(Bloomberg) — The Small Business Administration’s Inspector General raised serious concerns about potential rampant fraud in a federal disaster-loan program providing coronavirus relief.
The inspector general’s office said in an alert Tuesday that it’s been “inundated” with complaints, including more than 5,000 instances of suspected fraud from financial institutions that received deposits from the SBA’s Economic Injury Disaster Loan program, or EIDL. The review identified more than $250 million in aid given to potentially ineligible recipients as well as $45.6 million in potentially duplicate payments.
SBA Inspector General Hannibal “Mike” Ware suggested “swift management action” by the SBA to immediately identify disbursements that may have been obtained fraudulently, recover disbursed funds, and prevent additional taxpayer losses.
“Our preliminary review reveals strong indicators of widespread potential fraud in the program,” the inspector general said in the memo to SBA Administrator Jovita Carranza. “These issues need to be addressed immediately to reduce fraud risk and prevent further losses.”
Carranza said in a response included in the alert that the EIDL program has “robust internal controls” that have stopped billions of dollars and that it can’t address the substance of the complaints without details that she said Ware’s office declined to provide.
“The reality is that SBA has developed and implemented a comprehensive, rigorous, end-to-end infrastructure to reduce the risk of fraud in the EIDL COVID program,” Carranza wrote in her response.
The aid was designed to give legitimate U.S. entities a quick injection of capital and long-term financing to deal with the pandemic, and the details of suspected fraud are “alarming,” Republican Senator Marco Rubio of Florida, chairman of the Small Business & Entrepreneurship Committee, said in a statement.
The EIDL program, which is separate from the more publicized Car Accident Lawyer in Baton Rouge Paycheck Protection Program, provides loans of as much as $2 million — currently capped at $150,000 — as well as advances of as much as $10,000 that don’t have to be repaid. As of July 22, SBA said it’s approved more than 2.8 million EIDL loans for a total of $160 billion, and more than 5.7 million advances amounting to $20 billion.
Nine institutions alone have reported a combined $187.3 million in suspected fraudulent transactions, the inspector general said. Examples of suspicious activity include accounts established using stolen identities, account holders attempting to transfer funds into investment or foreign accounts and deposits being made into personal accounts with no evidence of business activity.
Ware’s office said it has identified organized fraud rings that use social media to recruit applicants who split advance money with ringleaders, as well as scams to persuade people to provide identifying information to “get free money” and apply for fraudulent loans, according to the alert.
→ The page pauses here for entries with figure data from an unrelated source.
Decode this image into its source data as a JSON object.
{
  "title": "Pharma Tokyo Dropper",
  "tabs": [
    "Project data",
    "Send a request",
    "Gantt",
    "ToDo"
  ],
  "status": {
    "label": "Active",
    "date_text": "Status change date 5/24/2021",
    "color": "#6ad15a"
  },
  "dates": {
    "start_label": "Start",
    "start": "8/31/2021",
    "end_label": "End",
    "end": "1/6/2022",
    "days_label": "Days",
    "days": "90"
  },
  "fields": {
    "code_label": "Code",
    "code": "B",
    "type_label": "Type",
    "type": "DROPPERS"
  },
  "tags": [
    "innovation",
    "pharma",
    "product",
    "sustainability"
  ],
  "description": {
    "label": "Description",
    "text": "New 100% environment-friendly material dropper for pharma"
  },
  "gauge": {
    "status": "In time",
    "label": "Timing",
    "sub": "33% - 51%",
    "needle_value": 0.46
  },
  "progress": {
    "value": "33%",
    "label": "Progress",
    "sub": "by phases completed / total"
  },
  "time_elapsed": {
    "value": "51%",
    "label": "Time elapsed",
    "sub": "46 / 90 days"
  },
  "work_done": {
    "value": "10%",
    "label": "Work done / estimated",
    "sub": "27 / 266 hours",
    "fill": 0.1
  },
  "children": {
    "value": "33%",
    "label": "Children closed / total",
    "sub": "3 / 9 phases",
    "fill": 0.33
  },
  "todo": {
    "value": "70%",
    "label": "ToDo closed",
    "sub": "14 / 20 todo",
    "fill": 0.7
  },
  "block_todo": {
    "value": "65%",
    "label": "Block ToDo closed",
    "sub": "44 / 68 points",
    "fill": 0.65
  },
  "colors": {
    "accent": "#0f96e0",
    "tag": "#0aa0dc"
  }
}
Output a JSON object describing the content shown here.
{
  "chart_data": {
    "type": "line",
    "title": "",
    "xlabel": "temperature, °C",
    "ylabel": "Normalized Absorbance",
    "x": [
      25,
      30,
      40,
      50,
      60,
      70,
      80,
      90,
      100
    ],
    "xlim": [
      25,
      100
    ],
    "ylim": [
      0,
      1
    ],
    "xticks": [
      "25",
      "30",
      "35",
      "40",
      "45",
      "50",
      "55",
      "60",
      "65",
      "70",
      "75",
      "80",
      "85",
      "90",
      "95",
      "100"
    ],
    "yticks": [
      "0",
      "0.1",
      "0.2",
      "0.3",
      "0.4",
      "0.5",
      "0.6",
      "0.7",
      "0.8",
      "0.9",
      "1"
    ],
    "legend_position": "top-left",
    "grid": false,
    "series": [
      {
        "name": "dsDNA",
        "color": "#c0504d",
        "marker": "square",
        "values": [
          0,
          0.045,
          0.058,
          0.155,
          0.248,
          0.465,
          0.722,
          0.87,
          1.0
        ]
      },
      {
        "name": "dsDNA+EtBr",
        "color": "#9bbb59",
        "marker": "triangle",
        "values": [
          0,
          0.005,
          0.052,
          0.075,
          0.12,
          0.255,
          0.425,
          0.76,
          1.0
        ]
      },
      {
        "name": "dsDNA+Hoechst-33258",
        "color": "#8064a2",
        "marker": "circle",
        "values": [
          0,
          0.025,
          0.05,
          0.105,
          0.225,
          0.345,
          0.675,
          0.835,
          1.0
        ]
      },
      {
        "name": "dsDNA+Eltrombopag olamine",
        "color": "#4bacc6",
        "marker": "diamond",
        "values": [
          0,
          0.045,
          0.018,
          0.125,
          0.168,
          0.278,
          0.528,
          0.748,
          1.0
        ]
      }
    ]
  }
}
The inspector general found that the SBA approved 6,132 EIDL loans totaling $208.1 million to potentially ineligible businesses as well as 20,692 advances worth $47.8 million. The SBA has also approved, or approved and paid, at least 275 loans more than once — with some businesses approved for three or four loans, the alert said.
“SBA processed the multiple applications submitted because the agency does not have effective controls in place to determine if the applicants had previously applied for and received financial help,” the report said.